A chronotherapeutic intervention combining sleep deprivation (wake therapy), bright-light therapy, and sleep scheduling may have lasting benefits for some patients with major depression, follow-up data from a randomized, controlled trial suggest.
“This is the first study to show adjunct short-term wake therapy and long-term bright light therapy as an effective and feasible method to attain and maintain remission. Patients continued to improve in the follow-up phase and obtained very high remission rates,” report Klaus Martiny MD, PhD, from Psychiatric Centre Copenhagen, in Denmark.
The study was published online February 17 in Acta Psychiatrica Scandinavica.

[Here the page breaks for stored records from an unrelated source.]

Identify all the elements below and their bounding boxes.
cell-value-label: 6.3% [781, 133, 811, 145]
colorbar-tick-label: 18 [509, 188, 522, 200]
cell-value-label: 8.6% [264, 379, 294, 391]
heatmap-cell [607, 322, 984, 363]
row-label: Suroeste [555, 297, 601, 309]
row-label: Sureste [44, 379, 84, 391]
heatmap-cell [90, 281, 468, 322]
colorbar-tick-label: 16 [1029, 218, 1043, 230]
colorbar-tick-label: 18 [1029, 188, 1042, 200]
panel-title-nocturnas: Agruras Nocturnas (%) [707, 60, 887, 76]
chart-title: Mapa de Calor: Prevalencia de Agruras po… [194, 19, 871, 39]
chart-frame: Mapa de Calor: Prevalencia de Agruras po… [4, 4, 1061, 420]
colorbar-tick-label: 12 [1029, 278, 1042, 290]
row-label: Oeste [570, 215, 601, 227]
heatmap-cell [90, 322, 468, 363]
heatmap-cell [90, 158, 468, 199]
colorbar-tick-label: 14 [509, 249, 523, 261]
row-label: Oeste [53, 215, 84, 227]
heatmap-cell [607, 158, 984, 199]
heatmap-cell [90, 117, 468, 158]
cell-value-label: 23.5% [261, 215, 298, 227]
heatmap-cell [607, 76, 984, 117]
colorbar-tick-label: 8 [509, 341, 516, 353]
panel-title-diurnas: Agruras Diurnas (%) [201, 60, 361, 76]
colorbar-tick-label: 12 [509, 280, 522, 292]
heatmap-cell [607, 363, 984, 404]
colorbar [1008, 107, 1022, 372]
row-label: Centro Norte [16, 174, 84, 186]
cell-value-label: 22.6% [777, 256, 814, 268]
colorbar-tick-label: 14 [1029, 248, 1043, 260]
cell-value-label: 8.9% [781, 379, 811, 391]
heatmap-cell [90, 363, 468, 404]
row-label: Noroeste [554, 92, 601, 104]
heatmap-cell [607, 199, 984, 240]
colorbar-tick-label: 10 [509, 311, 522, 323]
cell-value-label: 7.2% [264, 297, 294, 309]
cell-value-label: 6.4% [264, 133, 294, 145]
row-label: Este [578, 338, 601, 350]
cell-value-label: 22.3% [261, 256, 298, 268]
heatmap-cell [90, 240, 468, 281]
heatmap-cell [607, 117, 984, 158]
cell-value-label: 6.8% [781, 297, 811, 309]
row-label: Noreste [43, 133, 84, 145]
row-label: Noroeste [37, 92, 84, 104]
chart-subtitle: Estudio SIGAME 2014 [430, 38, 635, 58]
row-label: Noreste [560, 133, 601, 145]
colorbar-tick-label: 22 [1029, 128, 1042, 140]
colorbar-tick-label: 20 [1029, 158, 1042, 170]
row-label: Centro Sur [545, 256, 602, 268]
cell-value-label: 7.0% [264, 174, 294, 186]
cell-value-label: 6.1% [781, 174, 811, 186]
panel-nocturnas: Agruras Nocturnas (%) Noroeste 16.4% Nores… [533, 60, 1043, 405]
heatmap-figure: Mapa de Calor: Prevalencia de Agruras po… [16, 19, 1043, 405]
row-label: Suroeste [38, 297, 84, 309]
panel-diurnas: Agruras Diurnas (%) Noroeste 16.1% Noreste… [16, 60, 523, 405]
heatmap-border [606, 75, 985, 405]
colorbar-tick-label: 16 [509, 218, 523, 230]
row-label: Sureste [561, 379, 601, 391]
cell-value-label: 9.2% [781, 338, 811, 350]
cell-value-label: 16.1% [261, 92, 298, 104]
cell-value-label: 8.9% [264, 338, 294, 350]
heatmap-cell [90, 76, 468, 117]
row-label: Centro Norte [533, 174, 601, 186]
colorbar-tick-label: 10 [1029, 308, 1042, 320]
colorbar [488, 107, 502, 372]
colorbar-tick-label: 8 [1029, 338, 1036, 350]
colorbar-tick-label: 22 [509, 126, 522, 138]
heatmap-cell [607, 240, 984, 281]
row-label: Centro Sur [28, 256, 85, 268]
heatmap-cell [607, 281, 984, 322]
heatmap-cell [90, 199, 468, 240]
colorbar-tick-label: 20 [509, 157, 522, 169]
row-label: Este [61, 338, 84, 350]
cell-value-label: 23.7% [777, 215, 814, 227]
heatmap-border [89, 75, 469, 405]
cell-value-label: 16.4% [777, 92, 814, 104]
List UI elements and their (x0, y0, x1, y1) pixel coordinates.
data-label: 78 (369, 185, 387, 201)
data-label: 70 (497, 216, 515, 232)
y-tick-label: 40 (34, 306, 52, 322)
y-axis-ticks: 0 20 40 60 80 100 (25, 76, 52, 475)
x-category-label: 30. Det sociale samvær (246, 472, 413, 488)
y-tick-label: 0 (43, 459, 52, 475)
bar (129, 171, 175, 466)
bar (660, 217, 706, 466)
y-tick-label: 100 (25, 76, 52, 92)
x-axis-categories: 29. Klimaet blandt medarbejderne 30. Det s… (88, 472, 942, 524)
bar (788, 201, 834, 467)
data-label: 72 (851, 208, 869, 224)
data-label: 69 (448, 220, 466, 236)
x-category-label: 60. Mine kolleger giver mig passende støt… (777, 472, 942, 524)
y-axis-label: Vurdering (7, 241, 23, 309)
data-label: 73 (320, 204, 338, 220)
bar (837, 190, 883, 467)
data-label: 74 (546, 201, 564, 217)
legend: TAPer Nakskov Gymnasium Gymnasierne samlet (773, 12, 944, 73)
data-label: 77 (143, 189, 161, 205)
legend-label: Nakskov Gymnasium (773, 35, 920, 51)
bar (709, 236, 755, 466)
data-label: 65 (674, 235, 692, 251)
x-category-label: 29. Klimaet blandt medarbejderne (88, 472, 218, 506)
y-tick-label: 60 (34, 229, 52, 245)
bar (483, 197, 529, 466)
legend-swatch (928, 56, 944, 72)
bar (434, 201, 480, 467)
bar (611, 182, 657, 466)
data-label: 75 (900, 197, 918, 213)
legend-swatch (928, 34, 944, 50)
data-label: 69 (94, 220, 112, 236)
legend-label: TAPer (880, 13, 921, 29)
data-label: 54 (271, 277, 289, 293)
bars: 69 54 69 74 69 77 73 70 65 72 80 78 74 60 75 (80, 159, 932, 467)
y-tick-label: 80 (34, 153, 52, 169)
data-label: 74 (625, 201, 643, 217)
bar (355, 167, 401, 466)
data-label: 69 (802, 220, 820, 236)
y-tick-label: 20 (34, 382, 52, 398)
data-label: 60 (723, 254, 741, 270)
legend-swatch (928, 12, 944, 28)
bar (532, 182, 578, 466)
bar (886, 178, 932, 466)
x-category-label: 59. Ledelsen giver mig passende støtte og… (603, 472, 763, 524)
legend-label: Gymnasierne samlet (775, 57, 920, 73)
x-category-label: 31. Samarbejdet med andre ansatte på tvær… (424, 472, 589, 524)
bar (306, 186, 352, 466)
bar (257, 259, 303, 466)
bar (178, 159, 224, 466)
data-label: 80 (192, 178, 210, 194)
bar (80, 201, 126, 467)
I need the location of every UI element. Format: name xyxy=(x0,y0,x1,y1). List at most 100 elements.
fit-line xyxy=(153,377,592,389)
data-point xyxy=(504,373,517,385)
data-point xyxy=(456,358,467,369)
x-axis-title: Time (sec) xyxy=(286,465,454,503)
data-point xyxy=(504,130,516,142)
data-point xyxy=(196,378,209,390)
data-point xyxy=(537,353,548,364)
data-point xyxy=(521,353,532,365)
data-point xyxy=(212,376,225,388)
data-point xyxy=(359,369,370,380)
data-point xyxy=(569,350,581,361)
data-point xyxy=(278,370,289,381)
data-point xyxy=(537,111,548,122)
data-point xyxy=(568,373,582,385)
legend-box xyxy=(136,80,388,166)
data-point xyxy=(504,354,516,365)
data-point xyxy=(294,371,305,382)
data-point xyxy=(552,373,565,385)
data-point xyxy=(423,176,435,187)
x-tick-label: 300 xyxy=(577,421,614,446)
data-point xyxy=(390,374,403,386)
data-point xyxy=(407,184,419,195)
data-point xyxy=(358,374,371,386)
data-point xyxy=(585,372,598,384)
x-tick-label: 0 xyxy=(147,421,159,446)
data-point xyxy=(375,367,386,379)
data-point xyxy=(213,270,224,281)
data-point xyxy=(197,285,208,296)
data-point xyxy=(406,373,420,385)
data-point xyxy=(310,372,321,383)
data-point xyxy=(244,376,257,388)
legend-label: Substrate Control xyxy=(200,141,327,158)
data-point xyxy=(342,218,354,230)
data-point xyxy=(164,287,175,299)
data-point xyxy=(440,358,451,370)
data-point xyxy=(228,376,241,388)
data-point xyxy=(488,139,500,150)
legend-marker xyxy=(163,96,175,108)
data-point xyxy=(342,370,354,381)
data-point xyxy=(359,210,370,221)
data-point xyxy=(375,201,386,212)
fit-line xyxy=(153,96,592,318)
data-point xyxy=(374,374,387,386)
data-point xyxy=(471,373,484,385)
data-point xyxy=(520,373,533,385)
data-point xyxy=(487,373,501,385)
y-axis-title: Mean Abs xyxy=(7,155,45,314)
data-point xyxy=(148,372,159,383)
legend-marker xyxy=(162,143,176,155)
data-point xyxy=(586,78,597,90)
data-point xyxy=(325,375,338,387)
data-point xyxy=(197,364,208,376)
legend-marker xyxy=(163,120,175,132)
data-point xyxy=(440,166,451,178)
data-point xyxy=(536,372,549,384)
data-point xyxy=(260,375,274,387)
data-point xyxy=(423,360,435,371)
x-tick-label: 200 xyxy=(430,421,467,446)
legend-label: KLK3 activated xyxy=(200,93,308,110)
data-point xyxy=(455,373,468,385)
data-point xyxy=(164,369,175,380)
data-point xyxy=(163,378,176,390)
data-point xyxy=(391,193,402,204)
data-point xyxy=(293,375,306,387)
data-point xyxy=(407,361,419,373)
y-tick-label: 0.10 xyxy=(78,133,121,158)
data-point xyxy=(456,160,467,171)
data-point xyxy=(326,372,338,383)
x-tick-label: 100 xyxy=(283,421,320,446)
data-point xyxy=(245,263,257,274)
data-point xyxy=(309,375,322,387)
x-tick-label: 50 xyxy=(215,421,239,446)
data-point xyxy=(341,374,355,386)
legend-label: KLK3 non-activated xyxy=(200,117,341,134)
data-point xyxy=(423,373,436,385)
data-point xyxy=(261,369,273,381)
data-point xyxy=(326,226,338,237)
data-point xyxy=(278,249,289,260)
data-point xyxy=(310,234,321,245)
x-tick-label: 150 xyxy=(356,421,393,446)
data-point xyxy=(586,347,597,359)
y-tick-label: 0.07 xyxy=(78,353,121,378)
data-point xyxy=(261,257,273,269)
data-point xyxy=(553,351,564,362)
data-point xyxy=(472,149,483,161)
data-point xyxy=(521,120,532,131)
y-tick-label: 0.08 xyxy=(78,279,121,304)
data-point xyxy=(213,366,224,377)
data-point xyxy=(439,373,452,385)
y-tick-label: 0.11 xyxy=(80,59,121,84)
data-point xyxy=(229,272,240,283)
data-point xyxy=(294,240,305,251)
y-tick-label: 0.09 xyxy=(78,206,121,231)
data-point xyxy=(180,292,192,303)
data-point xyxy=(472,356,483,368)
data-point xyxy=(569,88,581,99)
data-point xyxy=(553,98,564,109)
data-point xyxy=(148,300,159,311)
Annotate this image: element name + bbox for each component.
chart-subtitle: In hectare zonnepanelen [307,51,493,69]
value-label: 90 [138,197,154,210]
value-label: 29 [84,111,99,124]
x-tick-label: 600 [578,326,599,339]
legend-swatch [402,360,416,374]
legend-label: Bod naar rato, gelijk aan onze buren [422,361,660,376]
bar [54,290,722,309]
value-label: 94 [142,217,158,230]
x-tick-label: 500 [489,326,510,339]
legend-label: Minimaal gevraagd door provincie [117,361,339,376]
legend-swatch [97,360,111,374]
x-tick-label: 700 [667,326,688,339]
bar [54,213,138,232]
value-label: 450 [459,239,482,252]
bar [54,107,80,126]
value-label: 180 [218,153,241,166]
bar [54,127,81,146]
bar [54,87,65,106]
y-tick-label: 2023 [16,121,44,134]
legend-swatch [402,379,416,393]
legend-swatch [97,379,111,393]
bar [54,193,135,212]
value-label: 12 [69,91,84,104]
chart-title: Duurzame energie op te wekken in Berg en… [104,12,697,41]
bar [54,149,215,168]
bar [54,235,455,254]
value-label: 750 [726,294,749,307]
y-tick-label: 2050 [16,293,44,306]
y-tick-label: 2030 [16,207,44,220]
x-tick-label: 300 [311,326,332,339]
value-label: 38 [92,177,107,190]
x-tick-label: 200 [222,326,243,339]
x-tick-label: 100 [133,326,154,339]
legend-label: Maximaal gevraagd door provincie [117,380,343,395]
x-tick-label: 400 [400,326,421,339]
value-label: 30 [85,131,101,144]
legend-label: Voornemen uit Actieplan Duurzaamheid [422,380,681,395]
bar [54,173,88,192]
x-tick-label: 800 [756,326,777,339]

Immediate, Large, Stable Effect
The study involved 75 patients with major depression and lasted for 29 weeks. During a 1-week run-in phase, all patients received duloxetine (Cymbalta, Eli Lilly and Company) (60 mg daily). This was followed by a 1-week intervention phase in which all patients were admitted to an open psychiatric ward and were randomly assigned to either the chronotherapeutic intervention (wake group) or to daily exercise.
During the intervention phase, the wake group participated in three total wake therapies interspersed by recovery sleep nights and started daily morning bright-light therapy along with a protocol to stabilize their sleep-wake cycle. Patients in the exercise group exercised for at least 30 minutes each day. All patients were discharged after 1 week.
In the 7-week outpatient continuation phase, wake-therapy patients continued with daily bright-light therapy and sleep time stabilization, and patients in the exercise group continued to exercise. During the next 20 weeks (follow-up phase), patients continued with their assigned regimen but were allowed to increase the dosage of duloxetine or to switch to other antidepressants.
The researchers previously reported that both groups responded to adjunctive treatment, but wake and light therapy produced an “immediate, large, stable and statistically significant better antidepressant effect.”
After 1 week of adjunctive treatment, response was obtained in 41.4% of patients in the wake group vs 12.8% of patients in the exercise group, and remission was achieved in 23.9% vs 5.4%, respectively. At week 9, response was obtained in 71.4% of chronotherapy patients vs 47.3% of exercise patients; remission was achieved in 45.6% and 23.1%, respectively.
The researchers now report that at week 29, the chronotherapeutic intervention maintained “superiority” over exercise, with a statistically significant higher remission rate in the wake- therapy group than in the exercise group (61.9% vs 37.9%; P = .01).
In addition, endpoint scores on the 17-item Hamilton Depression Scale Hamilton Depression Scale (HAM-D17) were statistically lower in the wake group than the exercise group (7.5 vs 10.1; P = .02).
“Fastest Antidepressant Known to Man”
“Response and remission rates were very high at endpoint but could have been inflated by drop-out of patients with persistent depression,” the authors note. During the first 9 weeks of therapy, seven patients dropped out of the wake-therapy group, and four patients dropped out of the exercise group, leaving 64 patients in the study at the 20-week follow-up phase (30 in the wake group and 34 in the exercise group).
During the follow-up phase, six patients dropped out of the wake group because of becoming pregnant, not wanting to use contraception, abuse of alcohol, being lost to follow-up, noncompliance with medication, or worsening of depression. Four patients in the exercise group dropped out because of mania, noncompliance with study procedures, traveling abroad, or worsening of depression.
The researchers note that the dropout rate is within “normal ranges” for studies of serotonin-norepinephrine reuptake inhibitors. However, the dropout rate for the whole 29-week period was somewhat higher in the wake group, “which could signify that the chronotherapeutic regime was difficult for some patients even though they did do better than the patients in the exercise group. This might influence the generalizability of the study,” the researchers say.
“It’s been known for decades that sleep deprivation is the fastest antidepressant known to man for about 40% to 60% of patients with depression,” Philip Gehrman, PhD, CBSM, of the Department of Psychiatry, University of Pennsylvania, Philadelphia, and member of the Penn Sleep Center, noted in an interview with Medscape Medical News.
“The problem is as soon as you go back to sleep, the depression comes back. So people have looked for ways to maintain the antidepressant effect, and the most effective strategies seem to be either starting morning bright-light therapy after sleep deprivation and/or phase advance, moving your schedule earlier,” explained Dr Gehrman, who was not involved in the study.
“There are a fair number of studies now showing that that combination actually works really well for some people and helps sustain the antidepressant effect of sleep deprivation. In the US, I don’t think anyone really does this routinely in clinical practice because no insurance company is going to pay to have people in the lab to do this. There are a couple of groups in Europe who do this more routinely,” Dr Gehrman said.
“It’s a shame it’s not part of more routine clinical care because it does work so well,” he added.
The authors report no relevant financial relationships.